Are there concerns about cost overruns and how that might be carried over to taxpayers? Big projects don't always have cost overruns. In fact, right here in Seattle, the Sound Transit bored tunnel through Beacon Hill came in on budget. The bids for the Sound Transit tunnel from Capitol Hill to Montlake just came in 20 and 22% below budget. And the state's budget for the bored tunnel under downtown has a cushion built in of nearly $200 million more than the actual estimate. The real issue is managing the risks prudently - doing the right soils analysis, hiring the right experts, getting them to share in the risk.
How will the tunnel impact the environment? Compared to other options, the Tunnel+Transit plan is much better for Puget Sound. The tunnel can capture and treat both air pollution and surface runoff and it will actually reduce the toxics going in to Puget Sound. The $3.6 billion surface option will increase runoff and air pollution and be worse for Puget Sound. The region should, of course, be concerned about its carbon footprint, and the $3.6 billion surface option would have more carbon emissions than the tunnel plan. Why? In the surface option, studies show traffic would be so tied up that even if many more people took transit there would still be more emissions from all the vehicles just idling in gridlock.
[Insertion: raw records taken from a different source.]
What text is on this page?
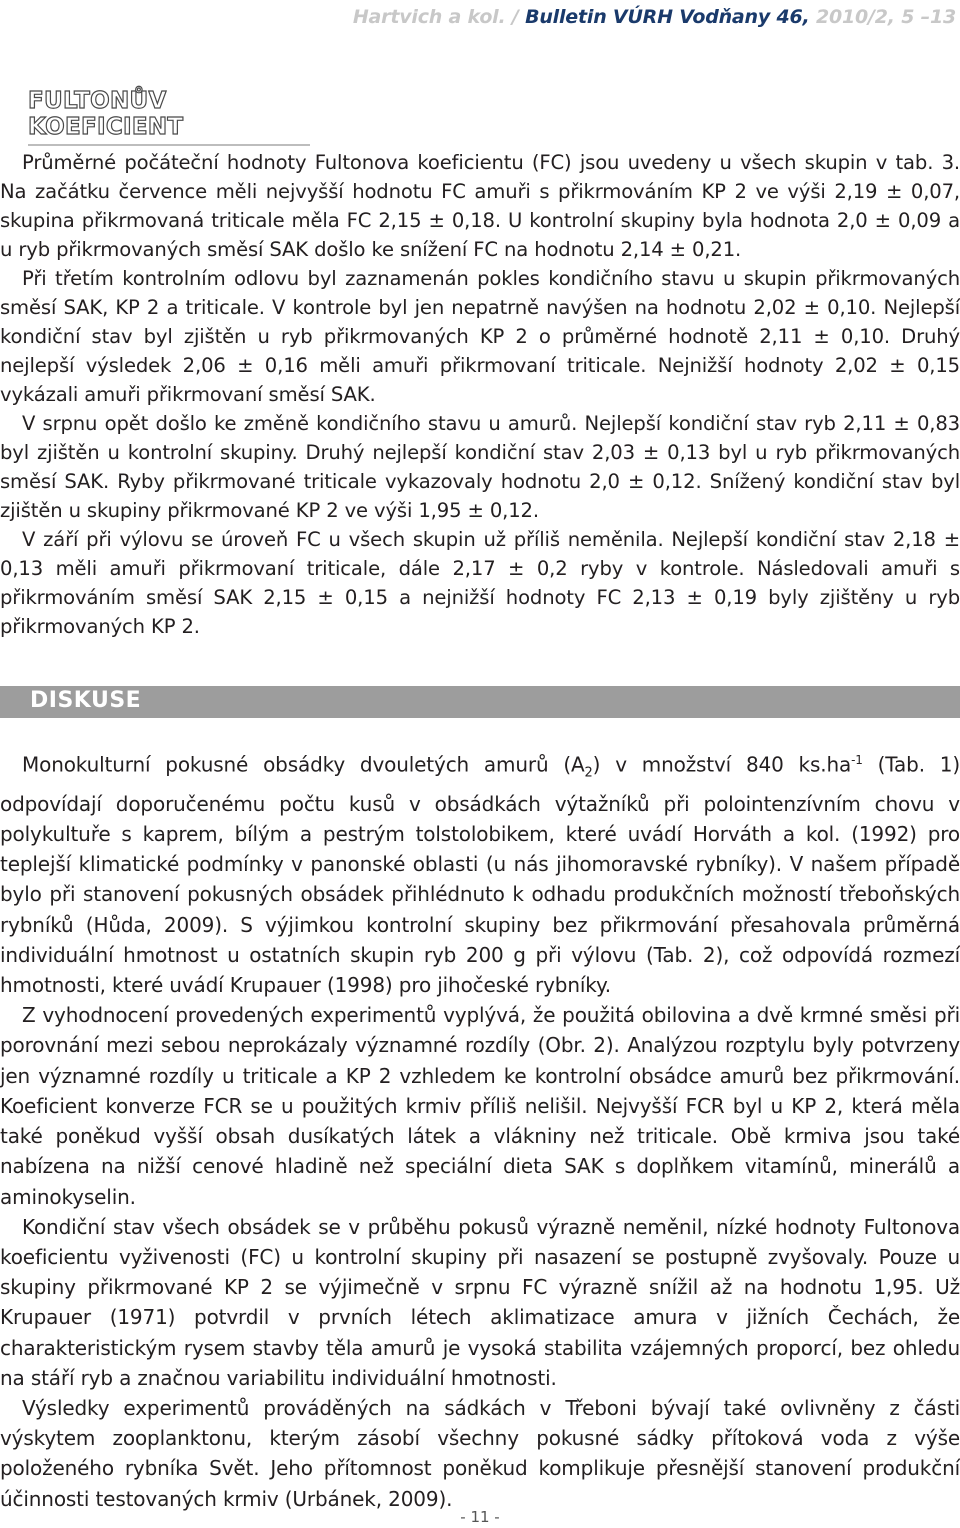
Hartvich a kol. / Bulletin VÚRH Vodňany 46, 2010/2, 5 –13
FULTONŮV KOEFICIENT

Průměrné počáteční hodnoty Fultonova koeficientu (FC) jsou uvedeny u všech skupin v tab. 3. Na začátku července měli nejvyšší hodnotu FC amuři s přikrmováním KP 2 ve výši 2,19 ± 0,07, skupina přikrmovaná triticale měla FC 2,15 ± 0,18. U kontrolní skupiny byla hodnota 2,0 ± 0,09 a u ryb přikrmovaných směsí SAK došlo ke snížení FC na hodnotu 2,14 ± 0,21.

Při třetím kontrolním odlovu byl zaznamenán pokles kondičního stavu u skupin přikrmovaných směsí SAK, KP 2 a triticale. V kontrole byl jen nepatrně navýšen na hodnotu 2,02 ± 0,10. Nejlepší kondiční stav byl zjištěn u ryb přikrmovaných KP 2 o průměrné hodnotě 2,11 ± 0,10. Druhý nejlepší výsledek 2,06 ± 0,16 měli amuři přikrmovaní triticale. Nejnižší hodnoty 2,02 ± 0,15 vykázali amuři přikrmovaní směsí SAK.

V srpnu opět došlo ke změně kondičního stavu u amurů. Nejlepší kondiční stav ryb 2,11 ± 0,83 byl zjištěn u kontrolní skupiny. Druhý nejlepší kondiční stav 2,03 ± 0,13 byl u ryb přikrmovaných směsí SAK. Ryby přikrmované triticale vykazovaly hodnotu 2,0 ± 0,12. Snížený kondiční stav byl zjištěn u skupiny přikrmované KP 2 ve výši 1,95 ± 0,12.

V září při výlovu se úroveň FC u všech skupin už příliš neměnila. Nejlepší kondiční stav 2,18 ± 0,13 měli amuři přikrmovaní triticale, dále 2,17 ± 0,2 ryby v kontrole. Následovali amuři s přikrmováním směsí SAK 2,15 ± 0,15 a nejnižší hodnoty FC 2,13 ± 0,19 byly zjištěny u ryb přikrmovaných KP 2.

DISKUSE

Monokulturní pokusné obsádky dvouletých amurů $(A_2)$ v množství 840 $ks.ha^{-1}$ (Tab. 1) odpovídají doporučenému počtu kusů v obsádkách výtažníků při polointenzívním chovu v polykultuře s kaprem, bílým a pestrým tolstolobikem, které uvádí Horváth a kol. (1992) pro teplejší klimatické podmínky v panonské oblasti (u nás jihomoravské rybníky). V našem případě bylo při stanovení pokusných obsádek přihlédnuto k odhadu produkčních možností třeboňských rybníků (Hůda, 2009). S výjimkou kontrolní skupiny bez přikrmování přesahovala průměrná individuální hmotnost u ostatních skupin ryb 200 g při výlovu (Tab. 2), což odpovídá rozmezí hmotnosti, které uvádí Krupauer (1998) pro jihočeské rybníky.

Z vyhodnocení provedených experimentů vyplývá, že použitá obilovina a dvě krmné směsi při porovnání mezi sebou neprokázaly významné rozdíly (Obr. 2). Analýzou rozptylu byly potvrzeny jen významné rozdíly u triticale a KP 2 vzhledem ke kontrolní obsádce amurů bez přikrmování. Koeficient konverze FCR se u použitých krmiv příliš nelišil. Nejvyšší FCR byl u KP 2, která měla také poněkud vyšší obsah dusíkatých látek a vlákniny než triticale. Obě krmiva jsou také nabízena na nižší cenové hladině než speciální dieta SAK s doplňkem vitamínů, minerálů a aminokyselin.

Kondiční stav všech obsádek se v průběhu pokusů výrazně neměnil, nízké hodnoty Fultonova koeficientu vyživenosti (FC) u kontrolní skupiny při nasazení se postupně zvyšovaly. Pouze u skupiny přikrmované KP 2 se výjimečně v srpnu FC výrazně snížil až na hodnotu 1,95. Už Krupauer (1971) potvrdil v prvních létech aklimatizace amura v jižních Čechách, že charakteristickým rysem stavby těla amurů je vysoká stabilita vzájemných proporcí, bez ohledu na stáří ryb a značnou variabilitu individuální hmotnosti.

Výsledky experimentů prováděných na sádkách v Třeboni bývají také ovlivněny z části výskytem zooplanktonu, kterým zásobí všechny pokusné sádky přítoková voda z výše položeného rybníka Svět. Jeho přítomnost poněkud komplikuje přesnější stanovení produkční účinnosti testovaných krmiv (Urbánek, 2009).

- 11 -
Does the Tunnel+Transit plan help shift people from cars to transit, and if so, how? The Tunnel+Transit plan does shift people from cars to transit and it does not build more roads. But remember, Seattle is a port city and it must move a lot of freight to sustain that important economic engine. It is also an hour-glass shaped city, with only two north-south arterials. The transit part of the tunnel plan would provide a major new opportunity for people to get out of their cars, while the tunnel would allow vehicles that need to pass through the central city to move quickly and keep them from crowding downtown streets. This is critical, because a study has shown that even partial closure of the viaduct will cripple Seattle's economy, costing more than 20,000 jobs and over $2 billion a year in economic activity. Seattle would be ill-advised to give up its ability to move people and goods. The Tunnel+Transit plan is the right combination of both systems.